Price of a Stock

Oct 17, 2007 -

The reason companies split stocks is to make their stocks appear inexpensive. If you own two shares of ABC and the company decides to split the stocks, you now own four shares of ABC. Each share costs you $5.00. Whether you have two shares before the split or four shares after the split, the total value of your stocks remain the same ($10). Splitting a stock increases the number of outstanding shares, which increases the liquidity of the stock. Ultimately this results in the bid/ask spread being different… yada..yada…These are the main reasons for a stock split.

As an investor, you shouldn’t let whether a stock appears to be “expensive or inexpensive” (in real value terms) affect if we buy a stock or not. What I mean is, just because one share is trading at $100, it doesn’t make its overvalued. Take GOOG for example, many people believed it was trading too high at $200, $300, $400, and now it’s trading upwards to $650. Similarly a stock trading at $1.00 is not necessarily inexpensive. Oftentimes traders won’t take a trade like GOOG because it’s trading so high. Then they end up buying junk stocks at $1 a share hoping they somehow sky rocket.

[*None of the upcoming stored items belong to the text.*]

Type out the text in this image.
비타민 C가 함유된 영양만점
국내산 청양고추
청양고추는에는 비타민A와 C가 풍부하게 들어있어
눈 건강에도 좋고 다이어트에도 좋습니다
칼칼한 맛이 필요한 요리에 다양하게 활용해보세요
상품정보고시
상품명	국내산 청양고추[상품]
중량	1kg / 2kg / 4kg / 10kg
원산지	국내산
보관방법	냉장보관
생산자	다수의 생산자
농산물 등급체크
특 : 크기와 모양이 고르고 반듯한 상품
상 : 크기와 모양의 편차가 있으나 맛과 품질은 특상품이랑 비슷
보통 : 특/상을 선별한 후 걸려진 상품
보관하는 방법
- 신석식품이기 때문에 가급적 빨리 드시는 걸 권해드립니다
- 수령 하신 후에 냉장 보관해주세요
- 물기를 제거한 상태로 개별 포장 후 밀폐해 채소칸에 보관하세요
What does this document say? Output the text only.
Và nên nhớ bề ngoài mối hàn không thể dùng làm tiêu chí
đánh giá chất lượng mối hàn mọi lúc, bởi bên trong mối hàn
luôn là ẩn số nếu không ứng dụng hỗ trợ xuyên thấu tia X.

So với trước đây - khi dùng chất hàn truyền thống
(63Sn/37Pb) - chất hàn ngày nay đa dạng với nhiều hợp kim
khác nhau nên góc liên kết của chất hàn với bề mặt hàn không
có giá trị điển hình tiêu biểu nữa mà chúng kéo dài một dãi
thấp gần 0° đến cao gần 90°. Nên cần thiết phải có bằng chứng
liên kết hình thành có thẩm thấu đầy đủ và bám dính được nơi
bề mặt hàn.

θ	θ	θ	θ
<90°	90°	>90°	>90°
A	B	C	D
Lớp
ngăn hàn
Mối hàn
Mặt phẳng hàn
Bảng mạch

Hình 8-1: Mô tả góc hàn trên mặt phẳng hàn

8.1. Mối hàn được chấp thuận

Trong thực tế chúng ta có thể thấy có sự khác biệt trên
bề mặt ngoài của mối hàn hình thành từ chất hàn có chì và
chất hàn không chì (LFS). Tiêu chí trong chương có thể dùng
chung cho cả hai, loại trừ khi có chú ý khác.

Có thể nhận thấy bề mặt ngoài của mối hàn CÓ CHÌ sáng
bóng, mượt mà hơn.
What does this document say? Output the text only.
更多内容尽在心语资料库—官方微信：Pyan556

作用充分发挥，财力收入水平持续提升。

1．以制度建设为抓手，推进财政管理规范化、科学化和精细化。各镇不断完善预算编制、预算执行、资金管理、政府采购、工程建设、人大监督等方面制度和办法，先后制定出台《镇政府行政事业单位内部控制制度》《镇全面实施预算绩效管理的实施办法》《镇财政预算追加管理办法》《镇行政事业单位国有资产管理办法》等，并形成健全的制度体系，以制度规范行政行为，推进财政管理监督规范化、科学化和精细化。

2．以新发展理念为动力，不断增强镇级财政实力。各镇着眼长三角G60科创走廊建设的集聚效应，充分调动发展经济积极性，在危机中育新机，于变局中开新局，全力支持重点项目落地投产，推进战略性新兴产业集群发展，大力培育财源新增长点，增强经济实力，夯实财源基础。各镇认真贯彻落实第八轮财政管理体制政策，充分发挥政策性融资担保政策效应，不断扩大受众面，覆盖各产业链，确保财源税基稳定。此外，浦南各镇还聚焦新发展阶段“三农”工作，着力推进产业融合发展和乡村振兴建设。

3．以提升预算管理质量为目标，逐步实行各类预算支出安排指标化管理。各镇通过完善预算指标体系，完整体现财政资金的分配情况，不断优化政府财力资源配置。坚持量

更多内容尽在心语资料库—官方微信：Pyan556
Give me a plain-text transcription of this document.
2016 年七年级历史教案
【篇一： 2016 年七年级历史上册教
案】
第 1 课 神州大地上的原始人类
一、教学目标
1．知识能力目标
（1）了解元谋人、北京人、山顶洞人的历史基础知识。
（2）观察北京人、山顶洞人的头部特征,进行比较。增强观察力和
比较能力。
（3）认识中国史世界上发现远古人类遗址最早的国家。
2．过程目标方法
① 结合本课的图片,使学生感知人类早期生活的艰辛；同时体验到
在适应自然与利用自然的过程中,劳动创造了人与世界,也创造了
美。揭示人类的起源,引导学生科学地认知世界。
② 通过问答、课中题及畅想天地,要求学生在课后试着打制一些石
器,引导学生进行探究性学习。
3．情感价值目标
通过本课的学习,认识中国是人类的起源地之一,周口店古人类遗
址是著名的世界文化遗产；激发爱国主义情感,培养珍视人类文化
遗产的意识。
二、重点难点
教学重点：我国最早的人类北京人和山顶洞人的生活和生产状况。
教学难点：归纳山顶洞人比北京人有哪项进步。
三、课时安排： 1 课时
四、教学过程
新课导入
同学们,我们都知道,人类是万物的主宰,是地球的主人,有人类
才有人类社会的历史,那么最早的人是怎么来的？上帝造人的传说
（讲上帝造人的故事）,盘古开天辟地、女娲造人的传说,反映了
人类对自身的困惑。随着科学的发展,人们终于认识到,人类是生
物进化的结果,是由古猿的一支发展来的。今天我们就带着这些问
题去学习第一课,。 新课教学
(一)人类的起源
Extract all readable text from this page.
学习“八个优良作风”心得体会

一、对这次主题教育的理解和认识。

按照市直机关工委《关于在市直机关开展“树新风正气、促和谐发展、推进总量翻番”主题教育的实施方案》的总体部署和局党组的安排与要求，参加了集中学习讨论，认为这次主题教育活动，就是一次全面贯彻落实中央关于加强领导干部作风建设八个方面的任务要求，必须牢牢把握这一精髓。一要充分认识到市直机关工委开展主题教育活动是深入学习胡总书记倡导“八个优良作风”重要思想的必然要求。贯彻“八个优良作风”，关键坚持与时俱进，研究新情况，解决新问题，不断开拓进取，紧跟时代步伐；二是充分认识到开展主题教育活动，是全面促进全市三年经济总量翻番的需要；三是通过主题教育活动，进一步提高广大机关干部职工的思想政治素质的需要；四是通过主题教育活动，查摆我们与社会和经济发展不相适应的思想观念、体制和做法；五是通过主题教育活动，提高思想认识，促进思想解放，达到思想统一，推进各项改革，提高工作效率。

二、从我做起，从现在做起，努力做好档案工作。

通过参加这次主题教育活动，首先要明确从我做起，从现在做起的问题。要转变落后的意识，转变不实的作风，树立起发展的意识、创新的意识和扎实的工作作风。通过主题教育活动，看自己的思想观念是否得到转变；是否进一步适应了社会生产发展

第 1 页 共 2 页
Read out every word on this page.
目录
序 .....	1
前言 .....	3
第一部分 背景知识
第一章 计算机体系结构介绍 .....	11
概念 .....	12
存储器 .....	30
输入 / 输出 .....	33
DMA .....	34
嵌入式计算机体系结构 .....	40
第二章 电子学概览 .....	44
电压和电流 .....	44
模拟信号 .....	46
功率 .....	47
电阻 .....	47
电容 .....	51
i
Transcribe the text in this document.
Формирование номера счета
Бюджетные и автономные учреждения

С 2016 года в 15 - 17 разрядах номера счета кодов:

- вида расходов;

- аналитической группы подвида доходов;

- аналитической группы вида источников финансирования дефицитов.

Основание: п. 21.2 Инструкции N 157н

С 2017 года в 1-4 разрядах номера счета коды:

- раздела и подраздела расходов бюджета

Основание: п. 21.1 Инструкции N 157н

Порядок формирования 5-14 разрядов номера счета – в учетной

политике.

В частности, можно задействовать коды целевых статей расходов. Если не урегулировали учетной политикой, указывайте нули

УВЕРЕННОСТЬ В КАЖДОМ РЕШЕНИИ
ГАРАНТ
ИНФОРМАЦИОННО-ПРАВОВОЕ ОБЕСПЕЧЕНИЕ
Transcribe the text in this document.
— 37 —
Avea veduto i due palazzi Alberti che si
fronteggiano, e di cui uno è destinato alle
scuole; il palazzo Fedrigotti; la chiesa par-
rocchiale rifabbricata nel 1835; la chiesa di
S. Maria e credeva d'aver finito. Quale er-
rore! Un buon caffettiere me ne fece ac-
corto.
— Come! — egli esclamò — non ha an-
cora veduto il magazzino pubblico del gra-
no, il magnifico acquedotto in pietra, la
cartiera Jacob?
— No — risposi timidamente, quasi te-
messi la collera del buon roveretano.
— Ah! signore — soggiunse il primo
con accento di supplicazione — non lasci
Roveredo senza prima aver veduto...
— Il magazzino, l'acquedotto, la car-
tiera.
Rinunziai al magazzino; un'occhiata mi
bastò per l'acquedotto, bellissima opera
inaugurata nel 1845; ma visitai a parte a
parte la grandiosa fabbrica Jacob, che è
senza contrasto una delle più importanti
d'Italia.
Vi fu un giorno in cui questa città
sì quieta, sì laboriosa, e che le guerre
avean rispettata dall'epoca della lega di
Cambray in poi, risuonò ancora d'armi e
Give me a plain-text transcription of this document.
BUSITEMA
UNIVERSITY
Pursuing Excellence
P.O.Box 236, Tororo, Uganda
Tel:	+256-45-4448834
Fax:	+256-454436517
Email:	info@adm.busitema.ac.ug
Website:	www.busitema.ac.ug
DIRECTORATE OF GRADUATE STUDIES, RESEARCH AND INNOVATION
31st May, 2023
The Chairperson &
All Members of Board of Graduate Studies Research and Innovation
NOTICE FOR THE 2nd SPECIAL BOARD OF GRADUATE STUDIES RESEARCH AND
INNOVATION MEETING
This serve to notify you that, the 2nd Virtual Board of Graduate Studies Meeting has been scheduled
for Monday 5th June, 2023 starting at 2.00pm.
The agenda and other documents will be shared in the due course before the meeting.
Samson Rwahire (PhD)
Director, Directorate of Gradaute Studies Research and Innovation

It’s better to buy a stock you know has a fairly good chance of going up in value than blindly buying cheap (monetary value) stocks and hoping that they go up. When I first started trading stocks, I took the idiot approach and bought cheap stocks instead of quality stocks. I ended up getting burned many times.


Nick M. said...


So true. Many people do not realize that the stocks actual trading dollar value is not a true indicator of whether it is expensive or not. You are right about cheap stocks. Cheap stocks are usually cheap for a reason and it is usually not a good one. Still, as a trade (and if you are careful), there is money to be made in stocks of all prices, even the low priced varieties.